I wonder, do readers know much about "Post Modern" biology? Radio Open Source contacted me about this topic...the thing is that I don't usually pay much attention to the "overthrow" of the "orthodox" doctrine because I don't think these "doctrines" are really adhered to in the same way that Marxism or Christianity are. Science is about change, falsification is a feature and not a bug! Myself, contravention of standard orthodoxy is cool, that means the low hanging fruit might still be around. Epigenetics and phenotypic plasticity seem to be well acknowledged phenomena which might be considered outside the conventional box if they weren't widely accepted. Since biology is the science of flexible and fuzzy generalizations I am not usually surprised by rivers which flow uphill...it seems much of the "debate" lay in the realm of semantics and rhetoric than science. To me a large fraction of "controversy" in natural science is captured by an anecdote that Martin Gradner recounted about the relationship between Sir Karl Popper and Rudolf Carnap's ideas in the philosophy of science, "the distance between him and Popper was not symmetrical. From Carnap to Popper it was small, but the other way around it appeared huge." Here the abstract of the precipitating article:
Recent insights regarding stem cells, repression and de-repression of gene expression, and the application of Complexity Theory to cell and molecular biology require a re-evaluation of many long-held dogmas regarding the nature of the human body in health and disease. Greater than expected cell plasticity, trafficking of cells between organs, 'cellular uncertainty', stochasticity of cell origins and fates, and a reconsideration of Cell Doctrine itself all logically follow from these observations and conceptual approaches. In this paper, these themes will be considered and some implications for the investigative pathologist will be explored.Laboratory Investigation advance online publication, 13 February 2006; doi:10.1038/labinvest.3700401.

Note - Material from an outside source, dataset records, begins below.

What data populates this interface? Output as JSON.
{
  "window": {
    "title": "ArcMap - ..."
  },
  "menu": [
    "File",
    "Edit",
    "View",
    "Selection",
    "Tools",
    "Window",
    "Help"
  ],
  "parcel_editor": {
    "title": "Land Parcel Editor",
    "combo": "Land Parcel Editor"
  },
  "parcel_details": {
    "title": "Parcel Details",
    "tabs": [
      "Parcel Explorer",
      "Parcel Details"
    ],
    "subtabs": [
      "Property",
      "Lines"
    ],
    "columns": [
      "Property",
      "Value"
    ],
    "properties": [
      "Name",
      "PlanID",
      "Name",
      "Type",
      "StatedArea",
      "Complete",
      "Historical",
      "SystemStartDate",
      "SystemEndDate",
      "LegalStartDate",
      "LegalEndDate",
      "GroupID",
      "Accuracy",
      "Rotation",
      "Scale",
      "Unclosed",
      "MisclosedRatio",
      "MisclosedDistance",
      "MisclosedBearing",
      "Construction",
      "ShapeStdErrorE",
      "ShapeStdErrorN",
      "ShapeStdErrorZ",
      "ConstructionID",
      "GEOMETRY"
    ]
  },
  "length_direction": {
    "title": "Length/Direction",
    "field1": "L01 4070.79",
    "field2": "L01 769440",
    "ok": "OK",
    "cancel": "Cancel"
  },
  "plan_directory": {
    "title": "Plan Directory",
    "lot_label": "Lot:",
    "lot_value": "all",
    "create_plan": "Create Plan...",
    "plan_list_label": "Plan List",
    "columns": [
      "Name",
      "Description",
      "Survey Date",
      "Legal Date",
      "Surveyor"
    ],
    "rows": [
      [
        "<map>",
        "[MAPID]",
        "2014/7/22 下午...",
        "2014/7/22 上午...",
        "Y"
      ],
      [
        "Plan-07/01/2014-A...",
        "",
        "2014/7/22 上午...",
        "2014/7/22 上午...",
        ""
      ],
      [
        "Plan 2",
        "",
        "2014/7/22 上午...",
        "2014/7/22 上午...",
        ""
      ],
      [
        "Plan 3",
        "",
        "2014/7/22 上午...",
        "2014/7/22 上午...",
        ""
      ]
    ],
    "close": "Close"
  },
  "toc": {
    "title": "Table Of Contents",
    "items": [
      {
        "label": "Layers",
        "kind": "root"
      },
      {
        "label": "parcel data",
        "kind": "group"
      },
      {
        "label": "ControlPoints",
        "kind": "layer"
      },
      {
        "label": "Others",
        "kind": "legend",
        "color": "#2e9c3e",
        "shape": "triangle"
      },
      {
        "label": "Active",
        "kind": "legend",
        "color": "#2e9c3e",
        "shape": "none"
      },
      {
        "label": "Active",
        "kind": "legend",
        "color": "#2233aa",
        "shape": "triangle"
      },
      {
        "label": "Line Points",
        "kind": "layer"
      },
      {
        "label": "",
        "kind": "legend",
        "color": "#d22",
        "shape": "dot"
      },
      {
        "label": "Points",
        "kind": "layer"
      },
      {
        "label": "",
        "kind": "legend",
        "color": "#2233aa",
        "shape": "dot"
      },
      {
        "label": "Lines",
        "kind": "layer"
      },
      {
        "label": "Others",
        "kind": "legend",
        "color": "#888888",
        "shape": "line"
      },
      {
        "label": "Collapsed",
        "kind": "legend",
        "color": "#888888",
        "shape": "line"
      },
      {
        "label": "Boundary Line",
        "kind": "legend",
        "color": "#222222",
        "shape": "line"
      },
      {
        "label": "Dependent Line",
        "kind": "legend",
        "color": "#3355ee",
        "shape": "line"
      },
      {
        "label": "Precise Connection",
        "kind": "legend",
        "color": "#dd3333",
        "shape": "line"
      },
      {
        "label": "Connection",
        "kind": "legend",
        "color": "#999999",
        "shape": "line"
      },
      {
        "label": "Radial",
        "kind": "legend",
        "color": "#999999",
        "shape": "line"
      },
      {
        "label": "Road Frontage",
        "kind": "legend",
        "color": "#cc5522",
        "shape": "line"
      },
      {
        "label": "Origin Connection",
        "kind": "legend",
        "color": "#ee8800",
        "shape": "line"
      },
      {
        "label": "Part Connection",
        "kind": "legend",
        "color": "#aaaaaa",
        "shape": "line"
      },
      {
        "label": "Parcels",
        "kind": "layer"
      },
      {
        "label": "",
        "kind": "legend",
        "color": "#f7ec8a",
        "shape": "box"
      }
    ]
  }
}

I doubt the distance between the author and I is really that large. Regular readers know I'm a big fan of R.A. Fisher, he of the gas law analogy, but I don't have big issues with the rise of evolutionary development biology, or the possibility that epigenetics might be a powerful force in biology. Life is a messy thing to create a science out of, and biology is an enormous territory. Some molecular biologists are probably tied to a tightly knitted heuristic around which their career has been based, but I haven't talked to many of these. I would bet that most "deterministic" quotes from the "orthodox" school imply a lack of consideration of context because the quotes are taken out of context, or their proper frame. People don't regularly expose their axioms in everyday conversation, and so confusion grows from the fertile soil of the perceived and assumed gaps between explicit assertions. I do think we live in the era of Post Modern Biology,
but I think we've always lived in the era of Post Modern Biology
, insofar that science is implemented by humans, a species that is characterized by faction, self-interest and emotion. The filter through which we view the universe biases our perception of it, but that doesn't necessarily mean that the universe dances to our beck and call. I suspect many controversies, whether between Selectionists vs. Neutralists or Bayesians vs. Frequentists, tell us more about the science of humanity than the science done by humans.